What scanners and sensors could begin to measure the raging fury of the interior?
r /> Buchanan began to glimpse the dilemma of the robots.
Nothing in the Galaxy was like the Singularity. He would proceed with caution.
“We stay at the rim for observation,” Buchanan said, awed by a fresh pulsation from the depths.
“That is our assignment,” agreed the robot.
Rosario opened his eyes and saw blood. In the bright-lit cheerful surroundings there was a particular horror in the sight of so much blood. Pain came in a dense flood. He closed his eyes, welcoming the darkness. Somewhere near him there was the soft, heavy movement of machinery. Rosario remembered. Maran.
He opened his eyes and knew it was his own blood that was congealing on the console. How badly was he hurt? There was a splintered mass of pain down his left side. Ribs gone. He breathed more deeply and the pain engulfed him once again. But he would not permit himself to lose consciousness. He coughed and the pain surrounded him with armies of dart-wielding enemies. He forced himself to think. He moved his head to see the bridge. An explosion, he remembered. A colossal blast. Before that, Poole with his staring, foolish face set in an unaccustomedly determined mask. It was the one truly determined act of his career. And then the molecular spin had taken him apart, grain by grain. Rosario shuddered. He would have to pass down the chute. Poor, sad-faced Poole’s ghost would linger in its force-waves. And then what? What could he do?
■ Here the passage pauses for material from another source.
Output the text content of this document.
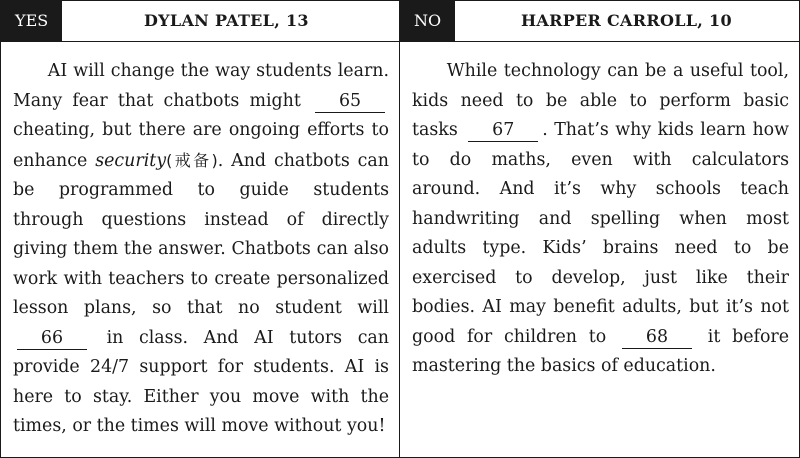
YES	DYLAN PATEL, 13

AI will change the way students learn. Many fear that chatbots might 65 cheating, but there are ongoing efforts to enhance security(戒备). And chatbots can be programmed to guide students through questions instead of directly giving them the answer. Chatbots can also work with teachers to create personalized lesson plans, so that no student will 66	in class. And AI tutors can provide 24/7 support for students. AI is here to stay. Either you move with the times, or the times will move without you!

NO	HARPER CARROLL, 10

While technology can be a useful tool, kids need to be able to perform basic tasks 67 . That’s why kids learn how to do maths, even with calculators around. And it’s why schools teach handwriting and spelling when most adults type. Kids’ brains need to be exercised to develop, just like their bodies. AI may benefit adults, but it’s not good for children to 68 it before mastering the basics of education.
Rosario tried to call out. Dieter and Mack … had they reached the chute? A Grade Three robot passed before the field of Rosario’s vision. He saw that it carried a burden. There was a strong, big-chinned face. The body drooped, inert. Mack. Dead.
He forced himself to move away from the console, an inch. It was a desperate struggle. His slowly-growing rage helped keep him conscious. He saw the robot returning for the second smashed body. There was no sign of Poole.
There wouldn’t be.
Minutes passed, with Rosario hanging by a thread to his sanity. Agony grew in his side like a vast, barbed flower. A Grade Three robot stopped. Rosario felt the gentle touch of a tentacle. He held his breath. The robot inspected him, its carapace shimmering as its sensors absorbed information. Rosario stared back at it. Was Maran completely in charge of the ship? Had Maran ordered this grisly clearing-up? Or were the machines acting in accordance with their interpretation of standing orders? He waited.